Let $D=\frac{d}{dx}$ be the derivative operator. Is it possible to find an operator (or a function) $A(x)$ such that:
\begin{equation}
e^{A(x)} D^n e^{-A(x)}=D^n+x
\end{equation}
For instance, for $n=1$, it is straightforward to show that
\begin{equation}
e^{-\frac{x^2}{2}} D e^{\frac{x^2}{2}}=D+x
\end{equation}
I have tried to use the following formula (a variation of BCH formulae):
\begin{equation}
e^{A(x)} D^n e^{-A(x)}=D^n+[A(x),D^n]+\frac{1}{2}[A(x),[A(x),D^n]]+…
\end{equation}
I understand that, to obtain the right hand side of the first equation, $[A(x),D^n]=x$ and $[A(x),[A(x),D^n]]=0$. However, I failed to proceed further.
Edit: It is proven below that $A(x)$ cannot be a pure function. Therefore, the question is now concerned about the possibility of an operator. I am particularly interested in an operator of the form of $A(x)=a(x)D$.
Best Answer
I am not super versed in operator theory but for an elementary argument on why there is no solution for $n = 2$:
Suppose $e^{-A}D^2e^{A} = D^2 + x$. Then for any twice differentiable $f$, we would have $$\begin{split} xf + f'' & = (D^2 + x)f \\ & = (e^{-A}D^2e^{A})f \\ & = e^{-A}D(A'e^Af + e^Af') \\ & = e^{-A}((A''+(A')^2)e^Af + 2A'e^Af' + e^Af'') \\ & = (A''+(A')^2)f + 2A'f' + f'' \end{split}$$ so taking $f(x) = 1$ means that $A''(x) + A'(x)^2 = x$. But if this were true then taking $f(x) = x$ we would also have that $A'(x) = 0$, so $A$ is constant, a contradiction.
It's not hard to see from this strategy that if we want to solve $e^{-A}D^2e^{A} = D^2 + gD + h$ for some functions $g,h$ of $x$, then it is a requirement that $4h = 2g' + g^2$, and if this is so then $A$ is the integral of $g/2$. So for example if you wanted $h$ to be zero, you would need $g' = -g^2/2 \implies g(x) = \frac{2}{C + x}$ for some $C$. Thus $e^{-A}D^2e^{A} = D^2 + \frac{2}{1+x}D$ has the solution $A(x) = \ln(1+x)$. And if you want $g$ to be zero like in your problem then $h$ must be zero as well, so $e^{-A}D^2e^{A} = D^2 + h$ has no solution for any nonzero function $h$.
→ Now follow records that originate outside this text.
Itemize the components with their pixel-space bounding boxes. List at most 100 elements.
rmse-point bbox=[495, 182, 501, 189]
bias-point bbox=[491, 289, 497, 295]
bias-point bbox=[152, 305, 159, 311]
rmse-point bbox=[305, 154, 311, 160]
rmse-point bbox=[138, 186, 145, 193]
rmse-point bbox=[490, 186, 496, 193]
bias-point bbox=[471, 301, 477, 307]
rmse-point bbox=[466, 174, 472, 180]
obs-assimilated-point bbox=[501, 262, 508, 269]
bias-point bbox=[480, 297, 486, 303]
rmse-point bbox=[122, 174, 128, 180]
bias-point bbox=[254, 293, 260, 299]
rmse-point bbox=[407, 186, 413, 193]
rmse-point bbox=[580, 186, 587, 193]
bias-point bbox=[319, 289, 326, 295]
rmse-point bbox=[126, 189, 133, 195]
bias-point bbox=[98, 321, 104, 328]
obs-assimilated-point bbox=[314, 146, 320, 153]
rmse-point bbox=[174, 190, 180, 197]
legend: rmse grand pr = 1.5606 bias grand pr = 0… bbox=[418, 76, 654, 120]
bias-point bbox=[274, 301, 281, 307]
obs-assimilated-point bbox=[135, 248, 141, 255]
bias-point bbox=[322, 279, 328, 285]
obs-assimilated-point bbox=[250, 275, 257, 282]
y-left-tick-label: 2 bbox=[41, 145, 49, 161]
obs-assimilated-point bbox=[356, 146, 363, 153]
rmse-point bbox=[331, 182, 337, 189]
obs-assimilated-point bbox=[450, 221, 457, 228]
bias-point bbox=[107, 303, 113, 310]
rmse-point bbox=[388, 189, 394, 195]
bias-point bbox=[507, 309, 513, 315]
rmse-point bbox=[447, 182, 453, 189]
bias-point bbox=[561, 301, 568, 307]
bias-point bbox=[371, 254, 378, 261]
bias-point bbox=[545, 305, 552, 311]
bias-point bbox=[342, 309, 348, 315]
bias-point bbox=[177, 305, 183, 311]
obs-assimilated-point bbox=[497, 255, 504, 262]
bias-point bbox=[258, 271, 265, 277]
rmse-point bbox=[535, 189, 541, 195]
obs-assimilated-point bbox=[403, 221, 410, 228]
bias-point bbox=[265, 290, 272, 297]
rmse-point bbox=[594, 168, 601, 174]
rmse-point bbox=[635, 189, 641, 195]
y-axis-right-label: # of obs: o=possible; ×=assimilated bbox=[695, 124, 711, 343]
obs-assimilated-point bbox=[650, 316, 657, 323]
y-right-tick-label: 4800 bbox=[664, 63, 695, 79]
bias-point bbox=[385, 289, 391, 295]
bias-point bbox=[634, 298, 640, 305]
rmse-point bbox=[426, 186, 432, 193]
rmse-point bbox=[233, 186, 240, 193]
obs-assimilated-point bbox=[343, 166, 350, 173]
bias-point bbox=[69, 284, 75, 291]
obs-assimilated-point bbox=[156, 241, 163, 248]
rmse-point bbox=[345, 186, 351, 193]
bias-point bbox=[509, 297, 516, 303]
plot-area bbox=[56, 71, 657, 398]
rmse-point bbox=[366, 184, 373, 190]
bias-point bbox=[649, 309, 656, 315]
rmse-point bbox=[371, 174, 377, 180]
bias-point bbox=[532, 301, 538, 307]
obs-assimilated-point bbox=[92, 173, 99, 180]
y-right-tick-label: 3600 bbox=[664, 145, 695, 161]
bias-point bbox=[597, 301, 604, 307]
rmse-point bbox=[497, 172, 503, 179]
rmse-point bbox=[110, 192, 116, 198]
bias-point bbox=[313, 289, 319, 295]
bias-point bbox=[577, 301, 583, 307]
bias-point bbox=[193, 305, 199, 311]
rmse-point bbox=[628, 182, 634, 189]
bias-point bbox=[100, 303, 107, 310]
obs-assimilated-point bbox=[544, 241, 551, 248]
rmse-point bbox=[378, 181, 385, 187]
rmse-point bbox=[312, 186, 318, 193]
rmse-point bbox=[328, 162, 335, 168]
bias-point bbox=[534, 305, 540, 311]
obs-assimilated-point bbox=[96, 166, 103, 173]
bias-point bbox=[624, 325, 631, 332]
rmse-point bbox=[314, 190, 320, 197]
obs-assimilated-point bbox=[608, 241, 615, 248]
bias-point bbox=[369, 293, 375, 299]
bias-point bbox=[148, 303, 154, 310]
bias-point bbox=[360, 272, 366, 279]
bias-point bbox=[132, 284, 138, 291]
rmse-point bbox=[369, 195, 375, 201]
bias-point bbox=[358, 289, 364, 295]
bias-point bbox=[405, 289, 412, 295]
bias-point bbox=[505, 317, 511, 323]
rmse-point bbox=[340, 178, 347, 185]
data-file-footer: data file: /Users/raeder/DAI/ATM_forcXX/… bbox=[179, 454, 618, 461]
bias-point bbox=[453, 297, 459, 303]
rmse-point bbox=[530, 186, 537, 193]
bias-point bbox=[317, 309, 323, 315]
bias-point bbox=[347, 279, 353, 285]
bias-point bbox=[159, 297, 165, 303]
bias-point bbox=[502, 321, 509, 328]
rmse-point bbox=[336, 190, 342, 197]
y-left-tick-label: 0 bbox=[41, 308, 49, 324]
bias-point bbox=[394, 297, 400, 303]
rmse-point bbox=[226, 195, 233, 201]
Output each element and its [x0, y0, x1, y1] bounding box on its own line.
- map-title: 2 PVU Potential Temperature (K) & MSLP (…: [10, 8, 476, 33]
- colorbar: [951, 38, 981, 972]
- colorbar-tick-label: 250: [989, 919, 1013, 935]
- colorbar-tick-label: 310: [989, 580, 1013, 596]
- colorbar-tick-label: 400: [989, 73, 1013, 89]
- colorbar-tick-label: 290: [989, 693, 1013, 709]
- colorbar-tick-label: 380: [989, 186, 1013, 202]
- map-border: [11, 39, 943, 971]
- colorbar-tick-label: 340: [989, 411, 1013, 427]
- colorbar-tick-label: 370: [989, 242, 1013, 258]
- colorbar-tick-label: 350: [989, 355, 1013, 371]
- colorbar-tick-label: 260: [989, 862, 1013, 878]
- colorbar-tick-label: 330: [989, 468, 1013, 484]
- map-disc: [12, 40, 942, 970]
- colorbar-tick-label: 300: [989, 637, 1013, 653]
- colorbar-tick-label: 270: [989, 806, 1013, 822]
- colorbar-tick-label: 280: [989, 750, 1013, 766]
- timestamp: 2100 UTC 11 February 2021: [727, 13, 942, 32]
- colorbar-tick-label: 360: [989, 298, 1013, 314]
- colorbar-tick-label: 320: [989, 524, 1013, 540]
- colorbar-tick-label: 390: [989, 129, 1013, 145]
Edit: Again I don't know an argument for general operators, but operators of the form $A(x) = a(x)D$ definitely do not have a solution since they are always composition operators of the form $e^Af(x) = f(g(x))$ for some function $g$ (see here). So any operator of this form maps the constant $f(x) \equiv 1$ to itself, which violates $e^{-A}D^2e^{A} = D^2 + x$ since then the left hand side would take $f$ to $0$ but the right hand side would take $f$ to $x$.